In an age of emerging infectious diseases and of rapidly spreading antibiotic resistance, ecologists and evolutionary biologists have significant contributions to offer to medical research and practice. In order to anticipate and to contain disease spread and disease evolution, we need to understand the underlying population biology and population genetics of both pathogen and host. Conversely, through the wealth of available data and the rapidity of the pathogen evolution, infectious disease biology offers to population biologists an opportunity to observe evolution taking place in real time, and as such provides a rich set of study systems for biologists who are interested in the basic ecological and evolutionary principles. I am particularly interested in finding ways to use our understanding of ecology and evolution to better understand and ultimately prevent the appearance and spread of emerging infectious diseases such as SARS and H5N1 avian influenza (bird flu).
In addition to these two areas, I maintain an active program of research on the structure and economics of scholarly publishing. In addition our journal articles on the subject, our website Eigenfactor.org is devoted to ranking and mapping the structure of scientific communication.

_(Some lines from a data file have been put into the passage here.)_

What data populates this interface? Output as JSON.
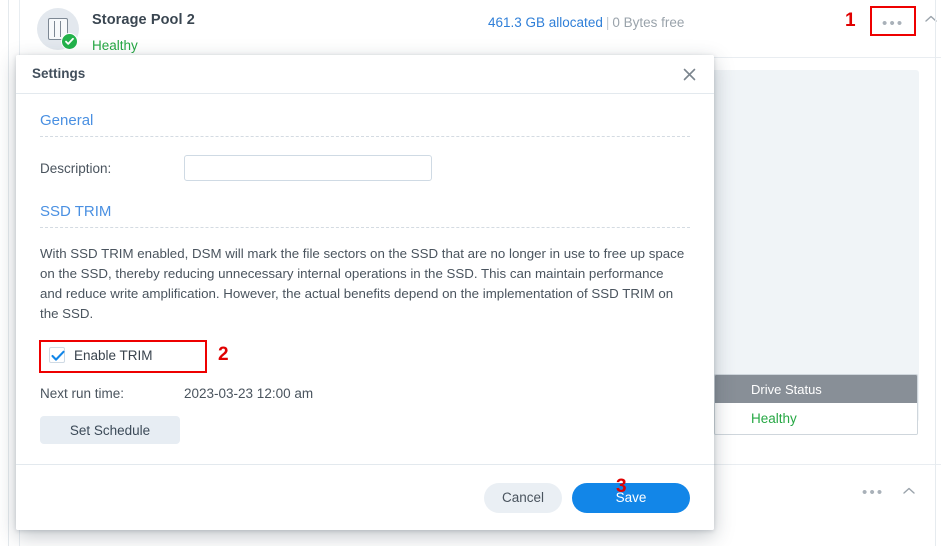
{
  "background": {
    "pool": {
      "icon": "storage-pool-icon",
      "status_badge_icon": "check-circle-icon",
      "title": "Storage Pool 2",
      "status": "Healthy",
      "allocated": "461.3 GB allocated",
      "separator": "|",
      "free": "0 Bytes free",
      "more_icon": "ellipsis-icon",
      "collapse_icon": "chevron-up-icon",
      "annotation": "1"
    },
    "drive_status": {
      "header": "Drive Status",
      "value": "Healthy"
    },
    "bottom_row": {
      "more_icon": "ellipsis-icon",
      "collapse_icon": "chevron-up-icon"
    }
  },
  "dialog": {
    "title": "Settings",
    "close_icon": "close-icon",
    "general": {
      "section_title": "General",
      "description_label": "Description:",
      "description_value": "",
      "description_placeholder": ""
    },
    "ssd_trim": {
      "section_title": "SSD TRIM",
      "description": "With SSD TRIM enabled, DSM will mark the file sectors on the SSD that are no longer in use to free up space on the SSD, thereby reducing unnecessary internal operations in the SSD. This can maintain performance and reduce write amplification. However, the actual benefits depend on the implementation of SSD TRIM on the SSD.",
      "enable_trim_label": "Enable TRIM",
      "enable_trim_checked": true,
      "enable_trim_annotation": "2",
      "next_run_label": "Next run time:",
      "next_run_value": "2023-03-23 12:00 am",
      "set_schedule_label": "Set Schedule"
    },
    "footer": {
      "cancel_label": "Cancel",
      "save_label": "Save",
      "save_annotation": "3"
    }
  },
  "colors": {
    "accent_blue": "#1286e8",
    "section_blue": "#4a90e2",
    "healthy_green": "#26a844",
    "annotation_red": "#e00000",
    "panel_bg": "#f0f4f7",
    "drive_status_header": "#888f97"
  }
}
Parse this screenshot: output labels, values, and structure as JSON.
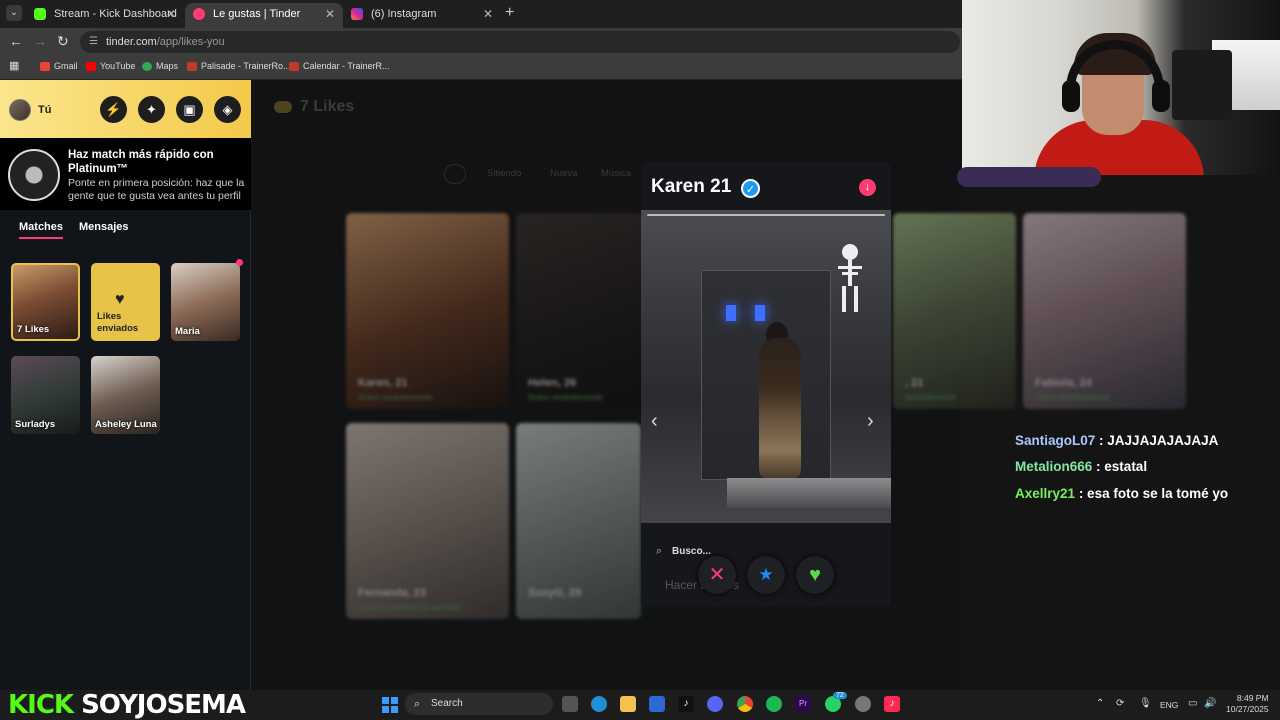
{
  "browser": {
    "tabs": [
      {
        "label": "Stream - Kick Dashboard",
        "active": false,
        "color": "#53fc18"
      },
      {
        "label": "Le gustas | Tinder",
        "active": true,
        "color": "#fe3c72"
      },
      {
        "label": "(6) Instagram",
        "active": false,
        "color": "#d6249f"
      }
    ],
    "url_host": "tinder.com",
    "url_path": "/app/likes-you",
    "bookmarks": [
      "Gmail",
      "YouTube",
      "Maps",
      "Palisade - TrainerRo...",
      "Calendar - TrainerR..."
    ]
  },
  "sidebar": {
    "user_label": "Tú",
    "promo_title": "Haz match más rápido con Platinum™",
    "promo_text": "Ponte en primera posición: haz que la gente que te gusta vea antes tu perfil",
    "tabs": [
      "Matches",
      "Mensajes"
    ],
    "cards": [
      {
        "label": "7 Likes"
      },
      {
        "label": "Likes enviados"
      },
      {
        "label": "Maria"
      },
      {
        "label": "Surladys"
      },
      {
        "label": "Asheley Luna"
      }
    ]
  },
  "main": {
    "title": "7 Likes",
    "filters": [
      "Sitiendo",
      "Nueva",
      "Música"
    ],
    "blur_cards": [
      {
        "name": "Karen, 21",
        "sub": "Activo recientemente"
      },
      {
        "name": "Helen, 26",
        "sub": "Activo recientemente"
      },
      {
        "name": ", 21",
        "sub": "recientemente"
      },
      {
        "name": "Fabiola, 24",
        "sub": "Activo recientemente"
      },
      {
        "name": "Fernanda, 23",
        "sub": "servicio nacional de aprendiz..."
      },
      {
        "name": "SusyG, 29",
        "sub": ""
      }
    ]
  },
  "profile": {
    "name": "Karen 21",
    "search_label": "Busco...",
    "looking_for": "Hacer amigos",
    "actions": [
      "nope",
      "super-like",
      "like"
    ]
  },
  "chat": [
    {
      "user": "SantiagoL07",
      "color": "#a9c9ff",
      "message": ": JAJJAJAJAJAJA"
    },
    {
      "user": "Metalion666",
      "color": "#86e5a3",
      "message": ": estatal"
    },
    {
      "user": "Axellry21",
      "color": "#78f05a",
      "message": ": esa foto se la tomé yo"
    }
  ],
  "overlay": {
    "brand": "KICK",
    "channel": "SOYJOSEMA"
  },
  "taskbar": {
    "search_placeholder": "Search",
    "language": "ENG",
    "time": "8:49 PM",
    "date": "10/27/2025",
    "badge_count": "72"
  }
}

Carl T. Bergstrom is a Professor in the Department of Biology at the University of Washington. Dr. Bergstrom's research uses mathematical, computational, and statistical models to understand how information flows through biological and social systems. His recent projects include contributions to the game theory of communication and deception, use of information theory to the study of evolution by natural selection, game-theoretic models and empirical work on the sociology of science, and development of mathematical techniques for mapping and comprehending large network datasets. In the applied domain, Dr. Bergstrom’s work illustrates the value of evolutionary biology for solving practical problems in medicine and beyond. These problems include dealing with drug resistance, handling the economic externalities associated with anthropogenic evolution, and controlling novel emerging pathogens such as the SARS virus, Ebola virus, and H5N1 avian influenza virus. He is the coauthor of the college textbook Evolution, published by W. W. Norton and Co., and teaches undergraduate courses on evolutionary biology, evolutionary game theory, and the importance of evolutionary biology to the fields of medicine and public health. Dr. Bergstrom received his Ph.D. in theoretical population genetics from Stanford University in 1998; after a two-year postdoctoral fellowship at Emory University, where he studied the ecology and evolution of infectious diseases, he joined the faculty at the University of Washington in 2001.